The repository cannot just claim transparency, it must show that it adjusts its business practices to keep them transparent, compliant, and auditable. Confidentiality requirements may prohibit making information about the repository’s finances public, but the repository should be able to demonstrate that it is as transparent as it needs to be and can be within the scope of its community.

Evidence: Demonstrated dissemination requirements for business planning and practices; citations to and/or examples of accounting and audit requirements, standards, and practice; evidence of financial audits already taking place.

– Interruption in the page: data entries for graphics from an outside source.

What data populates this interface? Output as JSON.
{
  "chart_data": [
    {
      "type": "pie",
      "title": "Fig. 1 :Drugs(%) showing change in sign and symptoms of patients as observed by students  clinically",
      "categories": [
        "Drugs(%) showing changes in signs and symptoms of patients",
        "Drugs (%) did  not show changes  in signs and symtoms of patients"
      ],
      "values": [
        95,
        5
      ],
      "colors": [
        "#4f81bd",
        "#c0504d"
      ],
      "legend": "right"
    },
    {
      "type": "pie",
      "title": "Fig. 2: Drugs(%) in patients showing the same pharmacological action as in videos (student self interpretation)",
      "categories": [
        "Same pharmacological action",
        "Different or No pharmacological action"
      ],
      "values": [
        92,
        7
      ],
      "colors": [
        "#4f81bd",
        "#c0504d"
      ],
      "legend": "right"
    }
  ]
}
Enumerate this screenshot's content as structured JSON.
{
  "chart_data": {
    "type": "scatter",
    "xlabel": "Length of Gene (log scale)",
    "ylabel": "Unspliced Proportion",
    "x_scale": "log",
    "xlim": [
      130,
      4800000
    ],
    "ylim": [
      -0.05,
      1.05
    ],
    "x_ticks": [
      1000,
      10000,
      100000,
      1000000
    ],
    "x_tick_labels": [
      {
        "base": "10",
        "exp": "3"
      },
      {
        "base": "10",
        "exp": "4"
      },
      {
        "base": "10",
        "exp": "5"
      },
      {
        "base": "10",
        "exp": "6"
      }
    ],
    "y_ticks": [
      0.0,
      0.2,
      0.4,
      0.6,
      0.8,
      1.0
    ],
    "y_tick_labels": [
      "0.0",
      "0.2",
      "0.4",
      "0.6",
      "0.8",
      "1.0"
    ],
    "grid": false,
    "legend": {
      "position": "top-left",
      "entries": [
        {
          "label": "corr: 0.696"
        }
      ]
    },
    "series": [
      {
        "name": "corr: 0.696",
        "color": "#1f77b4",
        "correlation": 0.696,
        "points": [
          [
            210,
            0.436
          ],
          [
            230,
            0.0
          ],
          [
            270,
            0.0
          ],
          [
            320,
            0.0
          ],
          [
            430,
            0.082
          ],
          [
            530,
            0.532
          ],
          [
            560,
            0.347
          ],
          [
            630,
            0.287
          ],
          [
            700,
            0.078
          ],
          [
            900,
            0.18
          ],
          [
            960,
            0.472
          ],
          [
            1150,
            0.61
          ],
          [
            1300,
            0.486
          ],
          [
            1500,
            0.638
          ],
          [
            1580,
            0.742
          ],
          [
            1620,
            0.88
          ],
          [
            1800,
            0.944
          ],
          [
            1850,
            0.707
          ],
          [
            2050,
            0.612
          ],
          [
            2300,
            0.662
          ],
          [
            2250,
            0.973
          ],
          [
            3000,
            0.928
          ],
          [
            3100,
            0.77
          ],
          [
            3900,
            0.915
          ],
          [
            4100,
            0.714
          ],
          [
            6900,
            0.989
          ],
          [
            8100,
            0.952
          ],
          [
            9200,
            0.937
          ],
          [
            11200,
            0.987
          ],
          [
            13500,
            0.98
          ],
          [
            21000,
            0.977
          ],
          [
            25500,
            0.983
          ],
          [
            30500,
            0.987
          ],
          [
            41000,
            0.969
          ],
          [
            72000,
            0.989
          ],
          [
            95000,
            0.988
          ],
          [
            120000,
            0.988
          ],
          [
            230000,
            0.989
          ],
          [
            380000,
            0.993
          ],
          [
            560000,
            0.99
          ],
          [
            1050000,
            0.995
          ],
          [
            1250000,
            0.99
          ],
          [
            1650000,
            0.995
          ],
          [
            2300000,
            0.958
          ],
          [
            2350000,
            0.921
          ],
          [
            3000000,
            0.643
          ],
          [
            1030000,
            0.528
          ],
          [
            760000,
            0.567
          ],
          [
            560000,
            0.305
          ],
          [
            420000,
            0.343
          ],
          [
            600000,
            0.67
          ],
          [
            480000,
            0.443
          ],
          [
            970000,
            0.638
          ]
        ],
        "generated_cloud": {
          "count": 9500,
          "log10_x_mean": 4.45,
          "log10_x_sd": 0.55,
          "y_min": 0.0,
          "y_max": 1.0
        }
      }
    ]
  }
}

ICPSR publishes an annual report which contains a financial statement, and it also completes many, many regular reports because it is part of the Institute for Social Research at the University of Michigan.

Wednesday, February 1, 2012

January 2012 web availability


If you click on the image, it'll expand into something more easily read. But don't.

January 2012 was not a good month for ICPSR's web delivery system,  We missed our monthly goal of 99%+ availability.  Not by a lot, but still missed it.

Many of the problems this month are related to an upgrade we made to our delivery infrastructure.  We replaced a five-year-old 32-bit machine with a new 64-bit machine with significantly more memory and processing power.  And we upgraded from an older version of tomcat to the latest release.

The maintenance itself accounted for less than an hour of downtime, but various issues related to the upgrade brought  additional short periods of downtime.  A "death by a thousand cuts" sort of thing.

The good news if that the reliability and stability of the system now seems better, and the upgrade has exposed a couple of software flaws that we have been able to correct.  It also has eliminated the last of the 32-bit systems from ICPSR, and so we are less likely to run into problems where we (accidentally) try to run 64-bit binaries and libraries on 32-bit machines.